C. The Terrorist Threat Statute Is Unconstitutional.
The Supreme Court has held that when a law (1) fails to provide the kind of notice that will enable ordinary people to understand what conduct it prohibits or (2) authorizes or encourages arbitrary and discriminatory enforcement by police, the law is void for vagueness and must be struck down as a violation of the Fourteenth Amendment’s Due Process Clause. The statute must be even more explicit about what it prohibits when the law implicates the First Amendment.

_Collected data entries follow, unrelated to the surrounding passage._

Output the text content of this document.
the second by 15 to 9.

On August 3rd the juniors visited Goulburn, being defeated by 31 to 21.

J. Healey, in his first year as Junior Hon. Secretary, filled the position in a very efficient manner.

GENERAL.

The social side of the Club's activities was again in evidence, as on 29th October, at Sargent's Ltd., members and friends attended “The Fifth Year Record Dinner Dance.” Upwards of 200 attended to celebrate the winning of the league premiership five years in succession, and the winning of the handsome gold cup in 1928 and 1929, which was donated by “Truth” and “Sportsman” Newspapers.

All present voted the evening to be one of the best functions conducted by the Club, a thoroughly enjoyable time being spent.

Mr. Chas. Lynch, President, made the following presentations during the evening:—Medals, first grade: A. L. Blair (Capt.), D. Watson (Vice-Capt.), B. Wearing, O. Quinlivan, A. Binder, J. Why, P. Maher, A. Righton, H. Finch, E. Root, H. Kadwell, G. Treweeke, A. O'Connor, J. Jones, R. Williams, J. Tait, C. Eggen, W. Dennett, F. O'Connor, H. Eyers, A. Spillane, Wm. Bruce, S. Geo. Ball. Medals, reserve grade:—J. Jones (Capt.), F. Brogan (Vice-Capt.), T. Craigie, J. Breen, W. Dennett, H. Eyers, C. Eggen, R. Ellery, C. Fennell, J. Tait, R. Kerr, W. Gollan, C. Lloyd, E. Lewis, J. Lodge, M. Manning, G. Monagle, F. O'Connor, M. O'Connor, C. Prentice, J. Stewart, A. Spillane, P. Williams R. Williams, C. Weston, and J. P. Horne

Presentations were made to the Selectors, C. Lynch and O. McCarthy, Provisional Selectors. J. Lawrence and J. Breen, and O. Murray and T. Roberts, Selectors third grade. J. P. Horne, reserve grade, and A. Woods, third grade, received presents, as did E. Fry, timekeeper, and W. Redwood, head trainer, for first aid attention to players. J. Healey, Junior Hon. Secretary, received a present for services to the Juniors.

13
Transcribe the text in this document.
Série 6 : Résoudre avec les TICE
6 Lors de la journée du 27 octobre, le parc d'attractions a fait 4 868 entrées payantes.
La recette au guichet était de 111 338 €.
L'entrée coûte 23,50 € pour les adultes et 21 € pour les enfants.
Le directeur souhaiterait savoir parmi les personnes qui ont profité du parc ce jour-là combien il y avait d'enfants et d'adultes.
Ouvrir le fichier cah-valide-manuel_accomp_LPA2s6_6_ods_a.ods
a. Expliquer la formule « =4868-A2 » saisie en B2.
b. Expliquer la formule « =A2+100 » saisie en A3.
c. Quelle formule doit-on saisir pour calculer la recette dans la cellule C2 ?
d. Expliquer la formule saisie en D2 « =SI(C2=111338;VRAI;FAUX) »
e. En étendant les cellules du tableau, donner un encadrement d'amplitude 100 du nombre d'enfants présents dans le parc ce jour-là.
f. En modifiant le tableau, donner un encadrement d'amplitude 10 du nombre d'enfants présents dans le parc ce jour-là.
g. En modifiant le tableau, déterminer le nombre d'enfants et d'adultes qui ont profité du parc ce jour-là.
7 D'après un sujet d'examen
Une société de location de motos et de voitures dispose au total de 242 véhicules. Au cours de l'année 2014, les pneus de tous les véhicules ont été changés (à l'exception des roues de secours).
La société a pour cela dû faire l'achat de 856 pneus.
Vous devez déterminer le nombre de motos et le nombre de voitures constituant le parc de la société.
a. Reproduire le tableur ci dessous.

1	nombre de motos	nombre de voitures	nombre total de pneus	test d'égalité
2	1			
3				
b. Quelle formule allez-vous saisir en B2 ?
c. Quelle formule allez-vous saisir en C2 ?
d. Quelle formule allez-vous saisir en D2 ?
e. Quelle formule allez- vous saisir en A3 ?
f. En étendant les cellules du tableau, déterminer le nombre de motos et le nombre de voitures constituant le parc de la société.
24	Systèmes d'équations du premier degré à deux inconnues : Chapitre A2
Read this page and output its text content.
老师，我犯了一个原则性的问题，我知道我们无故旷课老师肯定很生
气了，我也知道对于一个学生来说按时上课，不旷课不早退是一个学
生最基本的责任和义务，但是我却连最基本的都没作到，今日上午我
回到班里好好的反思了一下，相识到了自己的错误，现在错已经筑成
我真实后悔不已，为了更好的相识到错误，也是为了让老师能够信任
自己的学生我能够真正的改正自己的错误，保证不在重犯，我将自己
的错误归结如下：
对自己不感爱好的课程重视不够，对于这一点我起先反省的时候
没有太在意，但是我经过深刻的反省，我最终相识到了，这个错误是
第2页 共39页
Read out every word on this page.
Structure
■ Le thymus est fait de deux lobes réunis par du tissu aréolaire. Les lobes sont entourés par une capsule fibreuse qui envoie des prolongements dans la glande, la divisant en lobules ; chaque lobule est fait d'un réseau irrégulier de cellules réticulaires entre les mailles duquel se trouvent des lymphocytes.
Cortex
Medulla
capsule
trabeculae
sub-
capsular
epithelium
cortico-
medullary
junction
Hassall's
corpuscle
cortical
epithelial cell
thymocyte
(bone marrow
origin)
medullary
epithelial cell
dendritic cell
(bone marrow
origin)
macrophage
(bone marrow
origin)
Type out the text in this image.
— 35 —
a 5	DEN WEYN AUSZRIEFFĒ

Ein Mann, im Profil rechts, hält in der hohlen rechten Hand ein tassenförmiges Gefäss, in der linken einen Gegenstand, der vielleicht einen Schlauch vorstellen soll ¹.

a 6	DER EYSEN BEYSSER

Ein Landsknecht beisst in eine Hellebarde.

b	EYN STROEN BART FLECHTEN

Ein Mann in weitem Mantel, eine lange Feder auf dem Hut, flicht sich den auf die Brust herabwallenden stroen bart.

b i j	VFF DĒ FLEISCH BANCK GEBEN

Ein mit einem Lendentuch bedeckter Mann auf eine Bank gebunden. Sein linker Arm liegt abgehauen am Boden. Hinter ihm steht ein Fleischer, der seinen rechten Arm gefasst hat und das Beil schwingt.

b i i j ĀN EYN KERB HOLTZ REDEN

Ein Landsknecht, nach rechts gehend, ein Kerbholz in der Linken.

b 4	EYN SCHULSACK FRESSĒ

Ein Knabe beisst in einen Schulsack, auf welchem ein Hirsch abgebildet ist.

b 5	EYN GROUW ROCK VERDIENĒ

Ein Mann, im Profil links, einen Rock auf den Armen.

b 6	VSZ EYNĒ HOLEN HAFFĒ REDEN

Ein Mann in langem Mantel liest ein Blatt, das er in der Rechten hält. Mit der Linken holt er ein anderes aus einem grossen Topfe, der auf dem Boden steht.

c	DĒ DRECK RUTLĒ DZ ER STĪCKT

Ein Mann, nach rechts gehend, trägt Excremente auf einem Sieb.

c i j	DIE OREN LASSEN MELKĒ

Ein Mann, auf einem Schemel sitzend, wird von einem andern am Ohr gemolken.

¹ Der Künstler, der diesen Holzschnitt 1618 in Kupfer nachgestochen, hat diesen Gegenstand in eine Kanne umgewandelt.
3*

In the case of the terrorist threat statute, the elements are poorly defined. The statute is ambiguous. While judicial interpretation can remedy a vague statute through providing more precise terms, there is only one case that discusses this statute. In Kerns, the court held that the elements of the terrorist threat statute were: (1) that the defendant willfully communicated a threat (2) to use or have present (3) a dangerous devise capable of causing serious bodily injury (4) at a location. Clearly, the statute and relevant case fail to define the term “threat,” which prevents ordinary individuals from being put on notice as to prohibited conduct, and encourages arbitrary enforcement.
If no definition of “threat” applies, and one just needs to communicate to another person that a substance or devise capable of serious bodily injury will be present in a particular place, then the statute criminalizes an excessive number of statements, making it unconstitutionally vague. For instance, under the Kerns’ articulation of the elements, a crime may be committed when someone tells their wife that they are going to the shooting range with the firearm that they own legally. No fear or threat of violence is required. Further, if a child said he was going to blow up the entire planet with an atomic bomb that he will position on the moon, then he would be committing a terrorist threat under M.G.L. c.269 §14, despite the fact that no reasonable person would ever perceive this threat as credible. It is inconceivable that the intent of the legislature is to label juveniles who make idle statements that do not cause fear or disruption terrorists under the terrorist threat statute, yet the statute provides no parameters for its applicability.
The Massachusetts legislature could not have intended for law enforcement to enforce the statute against anyone who states that they will bring a dangerous device to a location to a third party. There is no language in the statute or in Kerns to suggest that “threat” would not encompass statements made in jest. Because of this, it is impossible to determine how the statute is to be enforced. Clearly the statute authorizes arbitrary enforcement and fails to put citizens on notice as to what conduct is proscribed.
In today’s climate of fear, juveniles are consistently being treated like criminals for uttering statements that no reasonable person should hold as threatening. In order to protect First Amendment and Due Process rights, legislators must revise the statute to include more specific language. In addition, the criminal justice system must not become a place where children are educated on politically correct speech—such lessons do not belong there.
The statute should be rewritten to better define “threat” and to include additional elements, such as the element of fear and intent to cause fear. Above all else, however, prosecutors should not let political atmospheres dictate how certain issues are handled.